Is this really the best way to determine who is the best?
Awards serve a dual purpose; encouragement and recognition. This is a critically valuable tool in professional development and one that should stretch well beyond the boundaries of awards programs.
As an editor, I am on the receiving end of many, many press releases; a vast number of which are about awards.
I am all for recognising talent but the problem is that I know many extremely talented professionals and exceptional businesses who never receive a single accolade. Are they not entering, not being nominated or simply too busy to bother? Is the time involved in putting together a submission scaring them off or is the entry fee?
I don’t know what the answer is but I can say categorically that the not everyone who deserves an award is getting one. On the flipside, many awards are won by the usual suspects.
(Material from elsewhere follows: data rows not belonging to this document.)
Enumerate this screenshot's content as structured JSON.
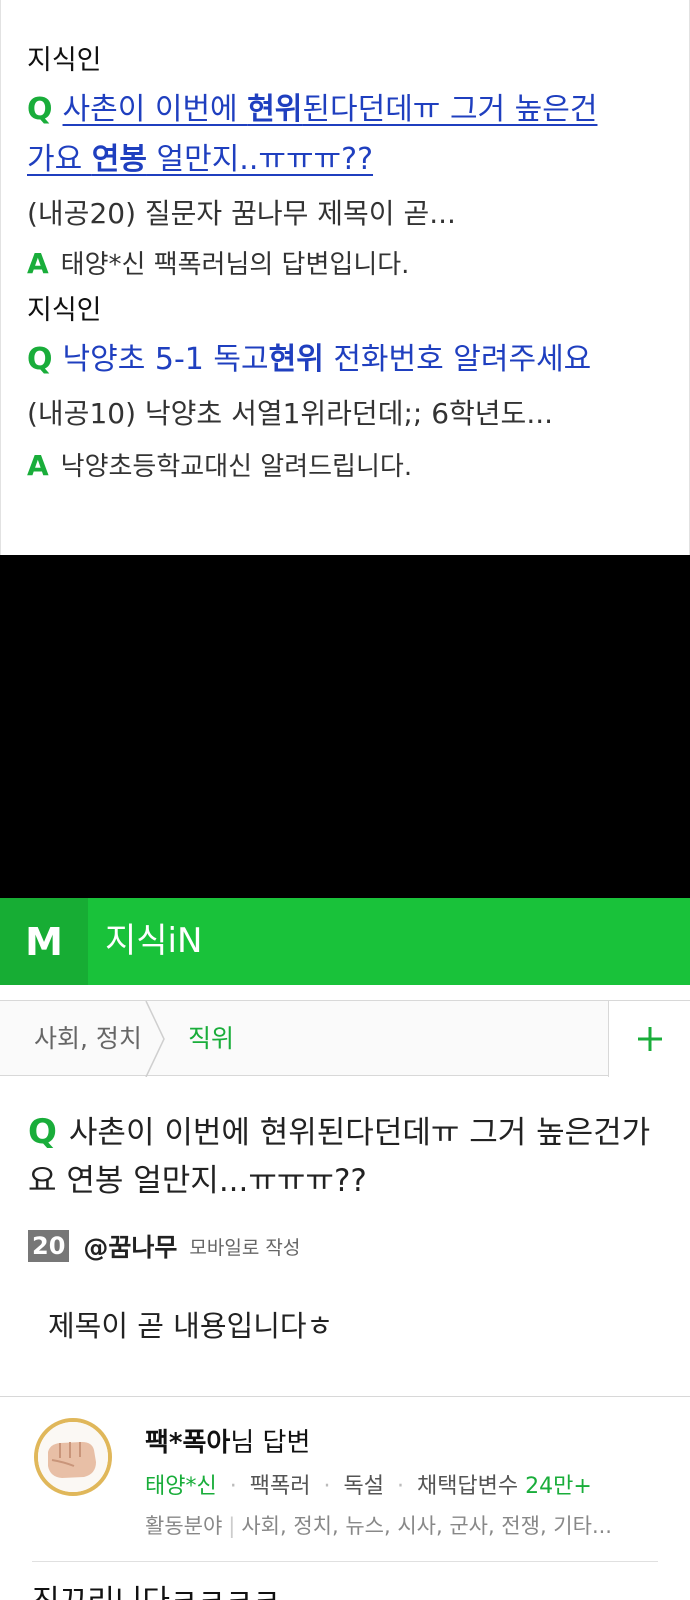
{
  "results": {
    "items": [
      {
        "source": "지식인",
        "q_mark": "Q",
        "title_pre": "사촌이 이번에 ",
        "title_hl": "현위",
        "title_post": "된다던데ㅠ 그거 높은건",
        "title2_pre": "가요 ",
        "title2_hl": "연봉",
        "title2_post": " 얼만지..ㅠㅠㅠ??",
        "snippet": "(내공20) 질문자 꿈나무 제목이 곧...",
        "a_mark": "A",
        "answer": "태양*신 팩폭러님의 답변입니다."
      },
      {
        "source": "지식인",
        "q_mark": "Q",
        "title_pre": "낙양초 5-1 독고",
        "title_hl": "현위",
        "title_post": " 전화번호 알려주세요",
        "snippet": "(내공10) 낙양초 서열1위라던데;; 6학년도...",
        "a_mark": "A",
        "answer": "낙양초등학교대신 알려드립니다."
      }
    ]
  },
  "header": {
    "logo": "M",
    "title": "지식iN"
  },
  "breadcrumb": {
    "category": "사회, 정치",
    "subcategory": "직위",
    "add_label": "+"
  },
  "question": {
    "q_mark": "Q",
    "title": "사촌이 이번에 현위된다던데ㅠ 그거 높은건가요 연봉 얼만지...ㅠㅠㅠ??",
    "bounty": "20",
    "author": "@꿈나무",
    "author_note": "모바일로 작성",
    "body": "제목이 곧 내용입니다ㅎ"
  },
  "answer": {
    "title_name": "팩*폭아",
    "title_suffix": "님 답변",
    "level": "태양*신",
    "sep": "·",
    "tag1": "팩폭러",
    "tag2": "독설",
    "adopt_label": "채택답변수",
    "adopt_count": "24만+",
    "field_label": "활동분야",
    "field_value": "사회, 정치, 뉴스, 시사, 군사, 전쟁, 기타...",
    "body": "진끄리니다ㅋㅋㅋㅋ"
  },
  "colors": {
    "brand_green": "#19c23a",
    "link_blue": "#1f3fbf",
    "badge_gold": "#e0b75a"
  },
  "icons": {
    "add": "plus-icon",
    "separator": "chevron-right-icon",
    "avatar": "fist-avatar"
  }
}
I am not saying that they don’t deserve them but I am certainly questioning whether the field of entries is genuinely representative.
With more awards programs springing up every day, does it dilute the value of the awards themselves?
It’s one thing to win an Academy award. It’s an entirely different thing to win the Michigan Academy of Arts best in show.
Maybe it’s time we agreed on a centralised program and gave our wholehearted support to this one entity?
What do you think about the awards industry? Has winning an award helped you in some way?